Telefónica Wants To Let Computers Choose Which Startups To Invest In

For Venture Capitalists, predicting, measuring and evaluating the success of the startups they invest in is risky business. Although various computational programs have aided this procedure by crunching and projecting numbers that have valuable insight to an infant company's potential, the final decision remains in the hands of a real person, creating room for a variety of human biases.

Madrid-based broadband and telecommunications multinational, Telefónica's Open Future network has partnered with a machine-learning API company called BigML to develop an algorithm that helps VCs decide what startups to invest in. The partnership will push a new startup competition that will select its contestants and winners through this algorithm.

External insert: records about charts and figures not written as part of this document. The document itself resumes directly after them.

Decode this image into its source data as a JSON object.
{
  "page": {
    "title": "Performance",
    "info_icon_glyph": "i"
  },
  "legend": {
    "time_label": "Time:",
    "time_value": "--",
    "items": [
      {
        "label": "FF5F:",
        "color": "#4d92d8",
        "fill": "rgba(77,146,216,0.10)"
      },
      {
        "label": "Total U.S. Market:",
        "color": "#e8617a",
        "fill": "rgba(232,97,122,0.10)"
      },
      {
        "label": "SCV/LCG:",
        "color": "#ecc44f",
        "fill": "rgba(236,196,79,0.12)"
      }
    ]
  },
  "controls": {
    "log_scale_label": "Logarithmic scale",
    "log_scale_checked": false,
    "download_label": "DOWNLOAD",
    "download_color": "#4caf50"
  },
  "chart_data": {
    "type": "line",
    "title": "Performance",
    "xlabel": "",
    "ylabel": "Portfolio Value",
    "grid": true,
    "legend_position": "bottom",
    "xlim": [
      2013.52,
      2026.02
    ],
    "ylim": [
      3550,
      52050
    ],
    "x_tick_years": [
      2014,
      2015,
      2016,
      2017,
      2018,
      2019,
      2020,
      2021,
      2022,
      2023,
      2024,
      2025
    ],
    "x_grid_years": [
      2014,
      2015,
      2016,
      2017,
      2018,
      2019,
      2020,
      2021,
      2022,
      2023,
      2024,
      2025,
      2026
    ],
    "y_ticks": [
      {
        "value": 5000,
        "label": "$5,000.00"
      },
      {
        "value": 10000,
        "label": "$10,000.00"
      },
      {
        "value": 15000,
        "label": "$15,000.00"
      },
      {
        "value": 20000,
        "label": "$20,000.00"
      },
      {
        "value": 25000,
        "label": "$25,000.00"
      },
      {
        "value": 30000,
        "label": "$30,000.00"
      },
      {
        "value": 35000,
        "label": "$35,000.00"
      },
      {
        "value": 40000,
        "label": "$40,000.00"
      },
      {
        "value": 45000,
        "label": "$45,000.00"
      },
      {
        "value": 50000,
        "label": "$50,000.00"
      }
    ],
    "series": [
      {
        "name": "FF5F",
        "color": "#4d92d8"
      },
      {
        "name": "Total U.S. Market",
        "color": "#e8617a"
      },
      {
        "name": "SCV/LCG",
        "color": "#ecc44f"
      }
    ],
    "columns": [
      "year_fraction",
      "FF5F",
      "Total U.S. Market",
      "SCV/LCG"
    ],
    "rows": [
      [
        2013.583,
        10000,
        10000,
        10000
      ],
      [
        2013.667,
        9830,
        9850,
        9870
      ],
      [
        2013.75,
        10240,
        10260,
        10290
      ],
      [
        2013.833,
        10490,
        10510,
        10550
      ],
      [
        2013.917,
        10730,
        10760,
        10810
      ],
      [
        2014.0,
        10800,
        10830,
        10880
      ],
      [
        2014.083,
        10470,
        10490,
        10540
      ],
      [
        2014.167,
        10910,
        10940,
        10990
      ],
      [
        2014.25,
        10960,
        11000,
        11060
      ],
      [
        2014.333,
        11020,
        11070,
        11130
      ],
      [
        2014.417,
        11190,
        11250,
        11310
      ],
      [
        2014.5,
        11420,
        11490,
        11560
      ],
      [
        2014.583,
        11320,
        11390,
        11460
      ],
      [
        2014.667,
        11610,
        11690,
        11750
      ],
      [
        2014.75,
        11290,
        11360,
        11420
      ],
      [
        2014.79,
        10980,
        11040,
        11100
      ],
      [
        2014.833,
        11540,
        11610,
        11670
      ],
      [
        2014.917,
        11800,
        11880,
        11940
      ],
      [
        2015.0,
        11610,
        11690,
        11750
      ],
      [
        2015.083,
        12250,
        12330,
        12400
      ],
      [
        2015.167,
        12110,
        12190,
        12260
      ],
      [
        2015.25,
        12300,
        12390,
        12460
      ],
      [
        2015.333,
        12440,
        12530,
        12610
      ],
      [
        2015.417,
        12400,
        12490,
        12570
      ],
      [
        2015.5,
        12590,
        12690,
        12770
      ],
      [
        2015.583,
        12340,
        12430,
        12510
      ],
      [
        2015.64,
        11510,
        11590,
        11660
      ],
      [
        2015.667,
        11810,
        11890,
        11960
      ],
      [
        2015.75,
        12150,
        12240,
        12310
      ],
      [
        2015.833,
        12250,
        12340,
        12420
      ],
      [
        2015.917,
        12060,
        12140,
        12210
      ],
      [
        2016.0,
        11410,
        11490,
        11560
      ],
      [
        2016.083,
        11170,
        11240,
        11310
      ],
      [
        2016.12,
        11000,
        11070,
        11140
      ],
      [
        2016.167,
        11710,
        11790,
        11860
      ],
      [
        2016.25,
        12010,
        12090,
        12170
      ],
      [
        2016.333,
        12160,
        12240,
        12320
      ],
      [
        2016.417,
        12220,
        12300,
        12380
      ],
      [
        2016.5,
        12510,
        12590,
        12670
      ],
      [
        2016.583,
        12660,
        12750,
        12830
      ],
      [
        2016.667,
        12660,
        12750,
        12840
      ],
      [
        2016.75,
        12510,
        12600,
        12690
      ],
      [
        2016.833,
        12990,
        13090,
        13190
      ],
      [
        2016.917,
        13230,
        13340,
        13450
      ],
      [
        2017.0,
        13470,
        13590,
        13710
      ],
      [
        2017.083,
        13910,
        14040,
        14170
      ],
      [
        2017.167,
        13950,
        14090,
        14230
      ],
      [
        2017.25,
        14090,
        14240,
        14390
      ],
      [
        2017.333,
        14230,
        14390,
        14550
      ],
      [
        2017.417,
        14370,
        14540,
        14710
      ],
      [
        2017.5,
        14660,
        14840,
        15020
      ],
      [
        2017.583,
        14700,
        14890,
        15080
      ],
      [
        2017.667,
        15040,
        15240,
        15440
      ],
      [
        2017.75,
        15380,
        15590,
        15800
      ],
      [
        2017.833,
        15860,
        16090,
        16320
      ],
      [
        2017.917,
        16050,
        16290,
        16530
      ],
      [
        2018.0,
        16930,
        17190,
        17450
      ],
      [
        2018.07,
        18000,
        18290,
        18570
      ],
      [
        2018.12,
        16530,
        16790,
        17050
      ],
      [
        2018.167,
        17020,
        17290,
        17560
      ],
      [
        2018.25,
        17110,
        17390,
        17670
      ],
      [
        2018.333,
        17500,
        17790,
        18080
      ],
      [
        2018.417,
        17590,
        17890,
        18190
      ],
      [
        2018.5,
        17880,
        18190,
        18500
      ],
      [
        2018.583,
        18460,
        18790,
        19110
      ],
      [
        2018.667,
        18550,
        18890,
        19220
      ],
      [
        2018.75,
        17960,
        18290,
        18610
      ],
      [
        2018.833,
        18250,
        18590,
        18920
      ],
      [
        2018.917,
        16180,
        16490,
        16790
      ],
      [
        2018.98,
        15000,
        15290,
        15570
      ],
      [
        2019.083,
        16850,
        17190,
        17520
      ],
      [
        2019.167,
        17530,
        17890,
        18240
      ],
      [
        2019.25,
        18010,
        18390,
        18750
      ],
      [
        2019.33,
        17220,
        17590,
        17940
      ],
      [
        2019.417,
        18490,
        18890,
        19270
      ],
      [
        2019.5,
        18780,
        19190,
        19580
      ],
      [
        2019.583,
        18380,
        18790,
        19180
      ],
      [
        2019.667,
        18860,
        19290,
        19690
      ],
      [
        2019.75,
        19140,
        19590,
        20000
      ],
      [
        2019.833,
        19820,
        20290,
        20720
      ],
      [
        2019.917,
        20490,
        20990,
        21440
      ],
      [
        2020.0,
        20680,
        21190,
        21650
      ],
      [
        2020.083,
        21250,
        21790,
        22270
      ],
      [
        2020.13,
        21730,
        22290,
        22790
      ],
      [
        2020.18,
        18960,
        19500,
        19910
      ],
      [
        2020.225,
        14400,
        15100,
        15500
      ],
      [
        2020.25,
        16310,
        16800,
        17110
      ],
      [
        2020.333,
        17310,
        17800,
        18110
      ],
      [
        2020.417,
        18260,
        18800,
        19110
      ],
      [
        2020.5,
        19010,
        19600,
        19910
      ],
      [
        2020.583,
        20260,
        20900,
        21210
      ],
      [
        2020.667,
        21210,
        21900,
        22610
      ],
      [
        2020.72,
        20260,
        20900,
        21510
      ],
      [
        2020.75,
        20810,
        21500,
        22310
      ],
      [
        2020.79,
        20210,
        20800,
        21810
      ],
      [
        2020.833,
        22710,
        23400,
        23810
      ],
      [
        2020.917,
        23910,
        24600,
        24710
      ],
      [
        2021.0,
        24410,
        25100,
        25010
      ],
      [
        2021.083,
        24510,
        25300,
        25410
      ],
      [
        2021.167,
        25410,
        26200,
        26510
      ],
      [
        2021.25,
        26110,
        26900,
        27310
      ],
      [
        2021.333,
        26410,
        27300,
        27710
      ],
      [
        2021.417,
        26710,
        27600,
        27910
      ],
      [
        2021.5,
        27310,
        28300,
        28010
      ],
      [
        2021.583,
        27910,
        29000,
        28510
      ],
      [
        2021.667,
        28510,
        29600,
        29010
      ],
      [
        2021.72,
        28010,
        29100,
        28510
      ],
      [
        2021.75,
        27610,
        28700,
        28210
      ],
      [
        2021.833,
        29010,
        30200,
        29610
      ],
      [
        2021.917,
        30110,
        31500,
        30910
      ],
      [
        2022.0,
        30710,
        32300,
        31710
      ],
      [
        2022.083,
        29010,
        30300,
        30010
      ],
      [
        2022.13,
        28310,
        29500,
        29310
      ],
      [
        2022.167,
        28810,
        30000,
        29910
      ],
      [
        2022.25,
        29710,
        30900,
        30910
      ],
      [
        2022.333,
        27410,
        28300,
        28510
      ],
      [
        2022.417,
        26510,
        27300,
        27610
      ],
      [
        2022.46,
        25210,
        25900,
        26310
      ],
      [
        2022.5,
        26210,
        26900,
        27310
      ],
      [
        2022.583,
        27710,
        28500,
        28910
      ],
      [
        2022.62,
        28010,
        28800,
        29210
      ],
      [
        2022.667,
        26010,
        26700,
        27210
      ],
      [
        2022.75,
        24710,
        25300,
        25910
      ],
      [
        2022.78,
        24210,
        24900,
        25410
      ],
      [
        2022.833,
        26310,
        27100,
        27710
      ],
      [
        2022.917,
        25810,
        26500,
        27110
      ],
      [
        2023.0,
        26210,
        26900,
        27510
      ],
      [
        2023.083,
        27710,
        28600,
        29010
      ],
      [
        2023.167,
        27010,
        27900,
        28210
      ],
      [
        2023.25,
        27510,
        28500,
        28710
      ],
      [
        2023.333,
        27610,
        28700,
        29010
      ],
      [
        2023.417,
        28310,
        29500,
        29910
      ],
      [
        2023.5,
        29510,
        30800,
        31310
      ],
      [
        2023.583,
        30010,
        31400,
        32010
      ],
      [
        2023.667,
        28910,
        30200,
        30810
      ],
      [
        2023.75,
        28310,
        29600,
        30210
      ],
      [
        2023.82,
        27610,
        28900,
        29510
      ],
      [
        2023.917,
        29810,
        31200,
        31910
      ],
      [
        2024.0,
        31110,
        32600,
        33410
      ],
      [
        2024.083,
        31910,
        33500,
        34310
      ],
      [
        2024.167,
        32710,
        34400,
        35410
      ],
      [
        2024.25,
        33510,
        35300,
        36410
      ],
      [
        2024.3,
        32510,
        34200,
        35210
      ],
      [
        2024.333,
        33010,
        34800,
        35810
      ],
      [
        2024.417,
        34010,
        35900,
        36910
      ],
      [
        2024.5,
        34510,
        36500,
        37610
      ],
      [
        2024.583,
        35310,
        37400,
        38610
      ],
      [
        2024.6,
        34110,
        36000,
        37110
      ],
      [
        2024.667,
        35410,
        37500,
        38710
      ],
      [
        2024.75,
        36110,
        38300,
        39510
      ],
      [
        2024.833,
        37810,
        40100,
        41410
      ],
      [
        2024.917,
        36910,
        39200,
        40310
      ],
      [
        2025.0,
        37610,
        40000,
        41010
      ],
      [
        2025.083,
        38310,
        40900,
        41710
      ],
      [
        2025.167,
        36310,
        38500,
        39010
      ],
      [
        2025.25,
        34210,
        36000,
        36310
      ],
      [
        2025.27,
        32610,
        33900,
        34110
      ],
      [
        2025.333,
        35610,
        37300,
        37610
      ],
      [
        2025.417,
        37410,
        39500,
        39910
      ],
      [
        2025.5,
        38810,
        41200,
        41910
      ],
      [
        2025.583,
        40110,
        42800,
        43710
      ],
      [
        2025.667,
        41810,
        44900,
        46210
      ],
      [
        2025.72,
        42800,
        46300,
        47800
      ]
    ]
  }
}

Telefónica is set inaugurate this startup battle – held in cities like Buenos Aires, Valencia and Bogota – next year. The company has not disclosed the dollar amount that is going behind this project, telling The Verge that "the best startups working on state-of-the-art predictive apps ... will be able to access funds managed at Telefónica Open Future."

However, given the amount of confidence behind this endeavor, the idea of putting full responsibility for one's investments is still subject to scrutiny. As BigML's announcement reaffirms, "Machine learning's impending impact on jobs that so far were considered exclusively to highly skilled humans will likely remain a controversial yet unavoidable topic for the foreseeable future."

The startup battle, then, is just a platform to test these ideas out in relatively safe waters.